While the idea has been done in other movies (The Three Faces of Eve, Fight Club, and Me, Myself and Irene), I cannot recall it at the extent that director M. Night Shyamalan is going for in today’s movie. I feel bad for the guy as he scored with two great movies (The Sixth Sense and Unbreakable) yet has become a Hollywood laughing stock with the majority of his resume not being that hot. After making a better comeback film with The Visit, Split seems more like a spiritual redemption for the man’s career.
Teenager Casey (played by Anya Taylor-Joy) is quiet, introverted, and doesn’t seem to be enjoying a birthday party of a fellow student who was probably forced to invite her. As Casey and the other girls, Claire and Marsa, are sitting in the car waiting for their dad to drive them home, a stranger enters and knocks them out of conciseness.
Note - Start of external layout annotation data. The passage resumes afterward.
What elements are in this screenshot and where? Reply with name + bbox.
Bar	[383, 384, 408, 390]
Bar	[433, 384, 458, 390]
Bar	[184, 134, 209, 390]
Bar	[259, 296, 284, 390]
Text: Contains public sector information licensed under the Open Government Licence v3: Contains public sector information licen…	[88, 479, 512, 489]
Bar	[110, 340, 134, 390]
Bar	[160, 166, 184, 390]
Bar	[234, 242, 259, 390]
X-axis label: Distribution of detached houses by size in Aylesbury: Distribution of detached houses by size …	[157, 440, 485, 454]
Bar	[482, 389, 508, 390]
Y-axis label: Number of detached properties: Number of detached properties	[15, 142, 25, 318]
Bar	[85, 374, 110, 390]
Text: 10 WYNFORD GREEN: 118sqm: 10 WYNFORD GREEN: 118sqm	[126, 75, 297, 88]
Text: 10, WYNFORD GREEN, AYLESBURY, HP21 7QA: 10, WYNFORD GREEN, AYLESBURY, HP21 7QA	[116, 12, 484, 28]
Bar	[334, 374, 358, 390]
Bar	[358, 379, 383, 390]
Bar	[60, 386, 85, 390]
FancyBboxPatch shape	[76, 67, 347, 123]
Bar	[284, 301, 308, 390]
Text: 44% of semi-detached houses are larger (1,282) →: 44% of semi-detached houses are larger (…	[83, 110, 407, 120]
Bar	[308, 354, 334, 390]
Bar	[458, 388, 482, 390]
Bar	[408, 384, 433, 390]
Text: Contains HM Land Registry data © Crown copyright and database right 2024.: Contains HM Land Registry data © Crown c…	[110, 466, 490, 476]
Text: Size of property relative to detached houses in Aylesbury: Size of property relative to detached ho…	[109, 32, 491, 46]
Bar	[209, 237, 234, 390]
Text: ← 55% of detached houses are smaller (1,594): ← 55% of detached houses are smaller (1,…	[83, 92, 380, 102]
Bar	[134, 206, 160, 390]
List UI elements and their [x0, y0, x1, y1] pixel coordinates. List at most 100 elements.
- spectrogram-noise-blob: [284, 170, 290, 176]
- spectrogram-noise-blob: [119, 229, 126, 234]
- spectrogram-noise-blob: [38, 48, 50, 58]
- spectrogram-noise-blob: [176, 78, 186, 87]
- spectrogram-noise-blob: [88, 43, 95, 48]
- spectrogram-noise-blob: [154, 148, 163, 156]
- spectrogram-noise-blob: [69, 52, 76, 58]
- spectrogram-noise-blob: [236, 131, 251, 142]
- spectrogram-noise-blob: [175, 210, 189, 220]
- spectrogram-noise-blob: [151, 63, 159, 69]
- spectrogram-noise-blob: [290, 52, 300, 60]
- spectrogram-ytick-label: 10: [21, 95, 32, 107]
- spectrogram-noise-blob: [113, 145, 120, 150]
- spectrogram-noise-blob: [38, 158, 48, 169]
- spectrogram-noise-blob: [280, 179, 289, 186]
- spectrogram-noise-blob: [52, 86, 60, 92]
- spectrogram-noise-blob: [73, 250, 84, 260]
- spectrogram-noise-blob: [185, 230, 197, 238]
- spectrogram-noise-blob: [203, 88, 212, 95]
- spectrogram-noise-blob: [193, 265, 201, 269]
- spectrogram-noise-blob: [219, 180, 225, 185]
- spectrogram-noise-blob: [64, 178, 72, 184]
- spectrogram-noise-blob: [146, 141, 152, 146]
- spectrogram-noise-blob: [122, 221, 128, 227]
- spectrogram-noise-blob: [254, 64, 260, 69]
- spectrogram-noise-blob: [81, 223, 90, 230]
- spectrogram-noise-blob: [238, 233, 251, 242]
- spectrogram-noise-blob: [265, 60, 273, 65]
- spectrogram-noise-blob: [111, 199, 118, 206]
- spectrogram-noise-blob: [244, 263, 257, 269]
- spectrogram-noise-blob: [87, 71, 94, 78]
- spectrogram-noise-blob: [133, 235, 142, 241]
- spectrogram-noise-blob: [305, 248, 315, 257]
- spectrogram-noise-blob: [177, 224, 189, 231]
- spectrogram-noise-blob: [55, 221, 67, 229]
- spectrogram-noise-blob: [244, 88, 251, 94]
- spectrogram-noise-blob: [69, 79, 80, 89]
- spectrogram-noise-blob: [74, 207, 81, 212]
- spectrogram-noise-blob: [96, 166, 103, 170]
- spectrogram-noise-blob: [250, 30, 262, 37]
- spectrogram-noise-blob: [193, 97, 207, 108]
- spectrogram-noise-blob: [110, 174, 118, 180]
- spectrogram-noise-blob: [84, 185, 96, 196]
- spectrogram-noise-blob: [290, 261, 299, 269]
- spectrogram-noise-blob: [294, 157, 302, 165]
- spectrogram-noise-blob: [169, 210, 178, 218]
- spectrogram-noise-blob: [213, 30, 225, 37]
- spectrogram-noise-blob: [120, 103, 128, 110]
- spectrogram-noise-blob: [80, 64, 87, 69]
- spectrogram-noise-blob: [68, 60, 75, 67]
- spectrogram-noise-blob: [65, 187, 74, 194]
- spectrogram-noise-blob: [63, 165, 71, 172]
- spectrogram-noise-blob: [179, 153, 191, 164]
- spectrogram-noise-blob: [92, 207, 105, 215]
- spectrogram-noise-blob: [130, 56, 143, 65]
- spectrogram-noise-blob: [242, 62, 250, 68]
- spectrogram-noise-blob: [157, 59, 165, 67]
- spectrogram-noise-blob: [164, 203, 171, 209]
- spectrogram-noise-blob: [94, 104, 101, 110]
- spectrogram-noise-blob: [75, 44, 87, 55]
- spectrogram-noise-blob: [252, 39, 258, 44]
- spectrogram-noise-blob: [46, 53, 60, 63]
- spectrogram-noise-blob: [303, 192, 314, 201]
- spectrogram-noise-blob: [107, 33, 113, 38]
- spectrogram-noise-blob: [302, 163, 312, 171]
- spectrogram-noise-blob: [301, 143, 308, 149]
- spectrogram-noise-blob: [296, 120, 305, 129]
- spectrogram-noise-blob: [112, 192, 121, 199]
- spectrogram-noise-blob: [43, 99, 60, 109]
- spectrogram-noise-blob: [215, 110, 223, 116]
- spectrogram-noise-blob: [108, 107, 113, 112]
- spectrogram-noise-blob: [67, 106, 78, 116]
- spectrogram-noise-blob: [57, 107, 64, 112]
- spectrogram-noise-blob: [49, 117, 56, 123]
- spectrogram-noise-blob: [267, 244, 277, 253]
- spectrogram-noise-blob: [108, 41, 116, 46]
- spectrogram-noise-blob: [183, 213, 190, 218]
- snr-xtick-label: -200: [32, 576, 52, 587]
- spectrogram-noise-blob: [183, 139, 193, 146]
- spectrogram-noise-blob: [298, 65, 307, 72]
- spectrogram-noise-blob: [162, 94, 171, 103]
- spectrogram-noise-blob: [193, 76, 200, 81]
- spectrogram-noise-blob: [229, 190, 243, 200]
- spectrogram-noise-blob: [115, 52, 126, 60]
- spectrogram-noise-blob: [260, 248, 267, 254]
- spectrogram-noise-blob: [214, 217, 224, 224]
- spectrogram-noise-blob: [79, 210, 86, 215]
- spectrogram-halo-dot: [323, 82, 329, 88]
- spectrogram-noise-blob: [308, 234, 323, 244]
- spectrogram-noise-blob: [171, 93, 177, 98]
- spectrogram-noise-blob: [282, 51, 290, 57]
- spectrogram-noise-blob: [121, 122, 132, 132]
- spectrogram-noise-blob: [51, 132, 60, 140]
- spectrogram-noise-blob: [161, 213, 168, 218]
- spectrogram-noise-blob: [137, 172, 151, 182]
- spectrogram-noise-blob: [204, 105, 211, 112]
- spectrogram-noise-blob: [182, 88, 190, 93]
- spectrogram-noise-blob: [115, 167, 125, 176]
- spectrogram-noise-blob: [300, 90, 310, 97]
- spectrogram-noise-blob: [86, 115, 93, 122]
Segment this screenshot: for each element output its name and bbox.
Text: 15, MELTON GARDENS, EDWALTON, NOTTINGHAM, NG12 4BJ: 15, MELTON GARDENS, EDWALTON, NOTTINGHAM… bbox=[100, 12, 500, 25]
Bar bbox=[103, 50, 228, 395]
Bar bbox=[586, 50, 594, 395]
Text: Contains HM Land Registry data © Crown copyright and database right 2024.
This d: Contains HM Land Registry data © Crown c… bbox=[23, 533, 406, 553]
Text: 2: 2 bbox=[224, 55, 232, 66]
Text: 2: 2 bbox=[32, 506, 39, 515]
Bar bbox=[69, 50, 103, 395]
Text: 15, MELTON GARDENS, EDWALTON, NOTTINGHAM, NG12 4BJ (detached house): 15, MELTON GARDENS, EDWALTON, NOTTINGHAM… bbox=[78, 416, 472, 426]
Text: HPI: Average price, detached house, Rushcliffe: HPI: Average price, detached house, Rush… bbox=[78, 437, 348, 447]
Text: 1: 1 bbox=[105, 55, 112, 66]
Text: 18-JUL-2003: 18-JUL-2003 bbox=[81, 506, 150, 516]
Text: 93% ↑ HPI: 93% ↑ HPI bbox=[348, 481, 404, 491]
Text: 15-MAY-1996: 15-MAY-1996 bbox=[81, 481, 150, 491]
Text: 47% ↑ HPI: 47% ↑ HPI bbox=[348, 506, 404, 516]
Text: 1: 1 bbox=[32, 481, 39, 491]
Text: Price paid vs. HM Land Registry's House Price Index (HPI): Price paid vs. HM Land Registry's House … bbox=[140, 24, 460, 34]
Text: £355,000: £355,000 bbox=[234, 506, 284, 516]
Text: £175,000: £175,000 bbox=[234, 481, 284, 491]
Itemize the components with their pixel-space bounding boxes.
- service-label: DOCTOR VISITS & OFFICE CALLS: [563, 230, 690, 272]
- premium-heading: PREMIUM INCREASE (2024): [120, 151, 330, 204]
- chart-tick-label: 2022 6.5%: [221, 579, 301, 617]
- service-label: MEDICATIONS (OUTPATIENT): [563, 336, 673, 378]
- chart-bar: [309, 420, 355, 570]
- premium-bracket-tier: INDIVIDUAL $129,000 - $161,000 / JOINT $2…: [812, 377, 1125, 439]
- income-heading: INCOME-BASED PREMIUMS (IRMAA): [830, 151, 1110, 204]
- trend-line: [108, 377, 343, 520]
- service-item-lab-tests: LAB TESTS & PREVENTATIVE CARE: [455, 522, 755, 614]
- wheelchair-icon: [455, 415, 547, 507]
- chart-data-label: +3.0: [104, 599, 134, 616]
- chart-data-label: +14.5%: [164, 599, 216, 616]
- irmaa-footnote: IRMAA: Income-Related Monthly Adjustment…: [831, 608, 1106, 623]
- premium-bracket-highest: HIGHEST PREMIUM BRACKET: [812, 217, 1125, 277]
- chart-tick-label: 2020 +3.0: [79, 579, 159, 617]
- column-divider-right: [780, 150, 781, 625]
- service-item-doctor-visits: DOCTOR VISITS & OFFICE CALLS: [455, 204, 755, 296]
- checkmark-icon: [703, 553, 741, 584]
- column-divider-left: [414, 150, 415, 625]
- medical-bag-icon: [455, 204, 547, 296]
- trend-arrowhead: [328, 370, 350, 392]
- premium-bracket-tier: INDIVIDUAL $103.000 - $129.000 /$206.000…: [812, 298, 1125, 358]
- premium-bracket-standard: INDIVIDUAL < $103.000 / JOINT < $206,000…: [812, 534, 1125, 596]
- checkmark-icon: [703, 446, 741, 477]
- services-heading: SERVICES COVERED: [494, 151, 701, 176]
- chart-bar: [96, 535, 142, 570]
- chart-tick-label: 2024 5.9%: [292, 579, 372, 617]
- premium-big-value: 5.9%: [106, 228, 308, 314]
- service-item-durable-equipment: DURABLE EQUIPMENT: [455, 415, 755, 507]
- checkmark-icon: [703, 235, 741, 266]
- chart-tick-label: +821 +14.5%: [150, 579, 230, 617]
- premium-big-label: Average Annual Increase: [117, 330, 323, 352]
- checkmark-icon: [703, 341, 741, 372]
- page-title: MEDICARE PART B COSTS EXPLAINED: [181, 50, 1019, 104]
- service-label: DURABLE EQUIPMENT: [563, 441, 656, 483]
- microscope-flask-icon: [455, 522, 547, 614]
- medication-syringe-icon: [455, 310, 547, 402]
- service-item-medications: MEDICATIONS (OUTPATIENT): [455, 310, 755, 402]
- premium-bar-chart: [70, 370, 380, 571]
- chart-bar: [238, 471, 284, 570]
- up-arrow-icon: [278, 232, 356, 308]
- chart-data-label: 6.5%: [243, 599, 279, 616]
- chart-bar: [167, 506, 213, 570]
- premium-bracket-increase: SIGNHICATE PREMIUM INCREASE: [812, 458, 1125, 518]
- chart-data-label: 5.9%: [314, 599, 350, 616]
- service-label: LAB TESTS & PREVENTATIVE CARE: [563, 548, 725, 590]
When they wake up, the women are now in a windowless room with a bathroom and a locked door. Entering in at first is the stranger, who calls himself Dennis (played by James McAvory) who tells them that they have been chosen.
Sometime later, the girls see a woman through the keyhole of their room and try to alert her. To their shock, this is the same man who is presenting himself as “Patrica” who assures them that “Dennis” is not allowed to touch them, but they are being saved for something great. More so later, Casey find the guy sitting at the door, now saying he’s a nine year old named Hedwig. It’s revealed that not only does this guy have twenty-three personalities but another called “The Beast” is coming and will do horrible things.
I need to stop here as the majority of the second half of Split is spoilers. What makes this really good is that not only is the multiple personalities fully fleshed out people, but that some are stronger and can even impersonate the others. I can only say that actor James McAvoy may have already given one of the best performances of 2017. Aside for being frightening, he carries the weight of several people and makes you both hate and sympathize with him. What your going to feel for in the end cannot be spoiled with.
What I can say is that on it’s own, Split is really good. Is it great? I don’t know is I can go that far. My problem is not with McAvoy nor the young women, but rather the subplot involving McAvoy’s therapist. It’s not that Betty Buckley is bad, but given how she’s trying to say that his personalities are a part of something bigger (again, cannot give away), it’s somewhat campy and even a little campy. And give in mind, her side story is supposed to be taken seriously. It does add up in the end, but I felt that could have been portrayed better. At least Split still makes for a thrilling ride through ones mind.
I’ll give this four pictures of windows out of five. I can see this not just doing well for a mainstream audience, but for previous fans of Shyamalan who have felt let down by the man’s previous work. Without spoiling, I’ll say that a lot of people are going to want something of a follow up. I really can’t say more, but they’ll want it. Trust me. See if this stories’ personality makes sense and give this redemption a chance.